« Sortons de la BCE, sans sortir de l’euro ! »

Article publié originellement dans Marianne le 3/04/2015 – Entretien avec Guillaume Sarlat

Coralie Delaume : On entend que la Grèce est désormais gouvernée par la « gauche radicale ». Pourtant, les propositions du pays n’ont rien de subversif. Par exemplequant à la dette il ne propose pas d’annulation pure et simple, de défaut partiel.
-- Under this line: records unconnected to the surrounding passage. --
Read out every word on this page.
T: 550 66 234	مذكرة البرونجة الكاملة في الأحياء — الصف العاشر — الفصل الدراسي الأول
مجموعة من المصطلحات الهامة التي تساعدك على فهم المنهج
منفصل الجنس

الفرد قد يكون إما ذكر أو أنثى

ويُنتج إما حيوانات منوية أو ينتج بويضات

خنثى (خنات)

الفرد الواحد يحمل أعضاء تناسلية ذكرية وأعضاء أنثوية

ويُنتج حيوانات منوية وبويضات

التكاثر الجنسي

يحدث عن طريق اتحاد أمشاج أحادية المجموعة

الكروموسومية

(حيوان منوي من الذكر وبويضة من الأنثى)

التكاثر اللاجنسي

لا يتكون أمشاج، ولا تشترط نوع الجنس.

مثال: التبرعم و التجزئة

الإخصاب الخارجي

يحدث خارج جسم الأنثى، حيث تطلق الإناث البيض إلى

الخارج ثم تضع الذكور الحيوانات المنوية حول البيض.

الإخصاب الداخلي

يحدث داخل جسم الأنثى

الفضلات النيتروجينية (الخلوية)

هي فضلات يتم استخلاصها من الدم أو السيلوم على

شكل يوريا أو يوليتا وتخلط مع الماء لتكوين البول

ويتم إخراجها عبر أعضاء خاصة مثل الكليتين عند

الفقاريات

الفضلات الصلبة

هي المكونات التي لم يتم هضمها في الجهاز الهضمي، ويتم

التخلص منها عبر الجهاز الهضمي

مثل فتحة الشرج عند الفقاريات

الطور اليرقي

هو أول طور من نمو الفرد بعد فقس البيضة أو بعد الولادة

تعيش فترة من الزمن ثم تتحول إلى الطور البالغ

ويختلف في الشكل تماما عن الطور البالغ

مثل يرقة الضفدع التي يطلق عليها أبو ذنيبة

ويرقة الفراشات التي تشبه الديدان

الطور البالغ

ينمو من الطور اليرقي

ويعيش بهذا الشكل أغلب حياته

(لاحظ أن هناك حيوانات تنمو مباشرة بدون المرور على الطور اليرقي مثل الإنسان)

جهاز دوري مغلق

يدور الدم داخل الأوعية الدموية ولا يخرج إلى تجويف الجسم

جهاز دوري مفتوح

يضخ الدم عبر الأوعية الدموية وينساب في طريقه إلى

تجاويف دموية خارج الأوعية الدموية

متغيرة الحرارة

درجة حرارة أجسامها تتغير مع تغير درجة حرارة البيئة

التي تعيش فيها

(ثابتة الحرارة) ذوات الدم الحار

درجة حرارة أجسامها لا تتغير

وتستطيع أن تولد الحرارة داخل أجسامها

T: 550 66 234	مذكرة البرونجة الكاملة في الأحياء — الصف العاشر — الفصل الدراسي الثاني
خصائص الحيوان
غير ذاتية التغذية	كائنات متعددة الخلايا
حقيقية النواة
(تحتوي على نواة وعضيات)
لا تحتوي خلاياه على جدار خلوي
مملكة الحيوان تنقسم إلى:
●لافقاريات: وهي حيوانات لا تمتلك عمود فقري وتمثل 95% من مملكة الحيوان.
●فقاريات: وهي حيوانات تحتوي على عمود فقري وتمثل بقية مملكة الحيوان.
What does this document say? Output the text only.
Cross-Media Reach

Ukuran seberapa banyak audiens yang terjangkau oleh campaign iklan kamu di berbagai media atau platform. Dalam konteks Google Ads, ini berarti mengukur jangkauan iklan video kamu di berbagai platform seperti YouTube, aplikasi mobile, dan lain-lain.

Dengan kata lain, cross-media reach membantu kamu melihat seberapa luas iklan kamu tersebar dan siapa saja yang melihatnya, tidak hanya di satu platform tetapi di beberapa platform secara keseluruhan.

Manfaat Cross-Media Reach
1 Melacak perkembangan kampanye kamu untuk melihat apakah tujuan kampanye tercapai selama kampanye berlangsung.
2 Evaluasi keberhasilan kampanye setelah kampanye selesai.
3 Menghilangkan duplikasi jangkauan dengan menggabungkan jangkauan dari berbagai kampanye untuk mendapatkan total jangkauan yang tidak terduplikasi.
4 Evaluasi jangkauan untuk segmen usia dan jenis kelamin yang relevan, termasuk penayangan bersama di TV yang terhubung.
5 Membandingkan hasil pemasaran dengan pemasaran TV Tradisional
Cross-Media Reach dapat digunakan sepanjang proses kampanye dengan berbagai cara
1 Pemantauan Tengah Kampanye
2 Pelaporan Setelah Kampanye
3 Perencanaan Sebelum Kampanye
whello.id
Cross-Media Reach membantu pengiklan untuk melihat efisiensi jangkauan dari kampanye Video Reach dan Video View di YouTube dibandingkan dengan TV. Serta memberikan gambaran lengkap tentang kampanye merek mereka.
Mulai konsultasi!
En revanche, le ministre des Finances Yanis Varoufakis évoque l’idée assez neuve de convertir une partie de cette dette en « dette perpétuelle ». Une idée que vous-même défendez dans votre livre. En quoi cela consiste-t-il ?
Guillaume Sarlat : Une précision d’abord. Lorsque je défends dans mon livre la mise en place d’une dette publique perpétuelle, c’est dans le cas de la France. L’explosion en France de la dette publique ces trente dernières années est hélas venue principalement des dépenses courantes (administrations, services publics, dépenses sociales). Pour limiter les dégâts sociaux du libéralisme économique, l’État s’est en effet positionné en SAMU social, prenant en charge les laissés-pour-compte, toujours plus nombreux, du libéralisme. Dans ce contexte, une dette publique perpétuelle, dédiée aux investissements de long terme, permettrait de redonner des marges de manœuvre pour les dépenses d’avenir.